Não sei. Confesso que adoro a passagem de ano. O 31 de dezembro sempre funcionou para mim como ponto de inflexão, correção de rota ou o que seja ligado à ideia de renovação. Durante o mês de dezembro estabeleço verdadeira correria para liquidar coisas pendentes e entrar no novo ano com as coisas em ordem, como disse o japonês da feira. Olhe que por trás desse comportamento existem até rotinas ritualísticas como me livrar de papéis que já não importam, limpar gavetas e mandar para o lixo coisas que já não me servem. Se tudo isso é pura bobagem, não sei. O fato é que sempre chego ao dia 31 pelo menos achando que fiz o possível para botar a vida em ordem. Pode ser bobagem, mas isso dá a esperança de um ano melhor.
Uma pequena história para terminar: há cerca de vinte anos passei por um período complicado. Acontece a todo mundo, aconteceu comigo: o mundo virou de cabeça para baixo, desenganei-me dos meus valores, enfim, me danei. Naquele final de ano, com as coisas mal paradas como estavam, decidi ir sozinho para o Rio, passar a virada na Praia de Copacabana. Como não estava bem, imaginei que aquela multidão toda geraria um momento de energia positiva. Bobagem, mas que fazer? O ano tinha sido desastroso e lá estava eu, na praia, em meio à multidão, pensando que, em poucos mintos, um novo ciclo teria início e tudo daria certo, logo adeus ano infeliz.

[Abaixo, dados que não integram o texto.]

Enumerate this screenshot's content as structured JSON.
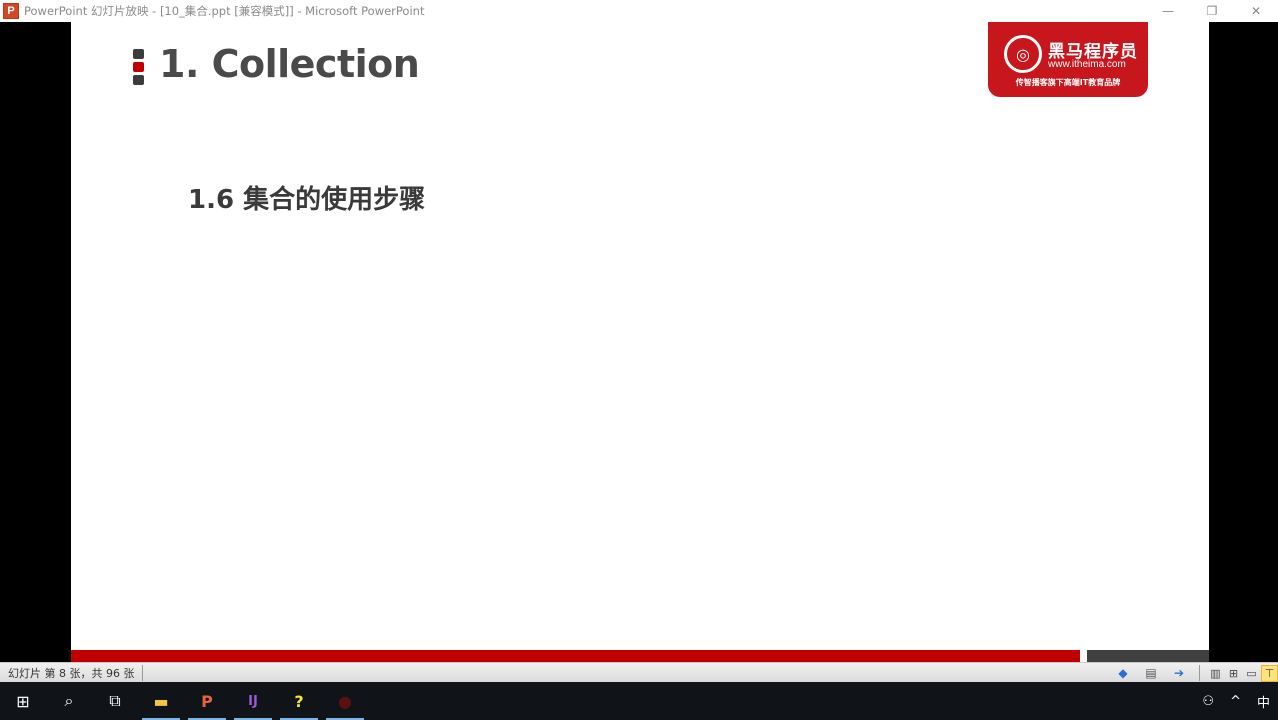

Foi assim: nos últimos segundos do ano, quando a multidão iniciou a contagem regressiva, dez, nove, oito, eu estava vibrando como se estivesse passando uma borracha no passado. Vieram o sete, o seis, o cinco, o quatro e o três. Pronto, adeus ano ruim. Mas, foi aí que aprendi que não se deve irritar um ano péssimo que termina: no dois um cara mandou para frente um coco enorme, com muita força. Não era possível saber quem atirou o coco em meio a uma multidão como aquela. Mas, posso dizer em quem acertou: foi bem na minha cabeça.
Assim terminou um ano que fez questão de me dar porrada até o último instante. No ano seguinte as coisas melhoraram, por isso acredito em ciclos, calendários ou o que seja.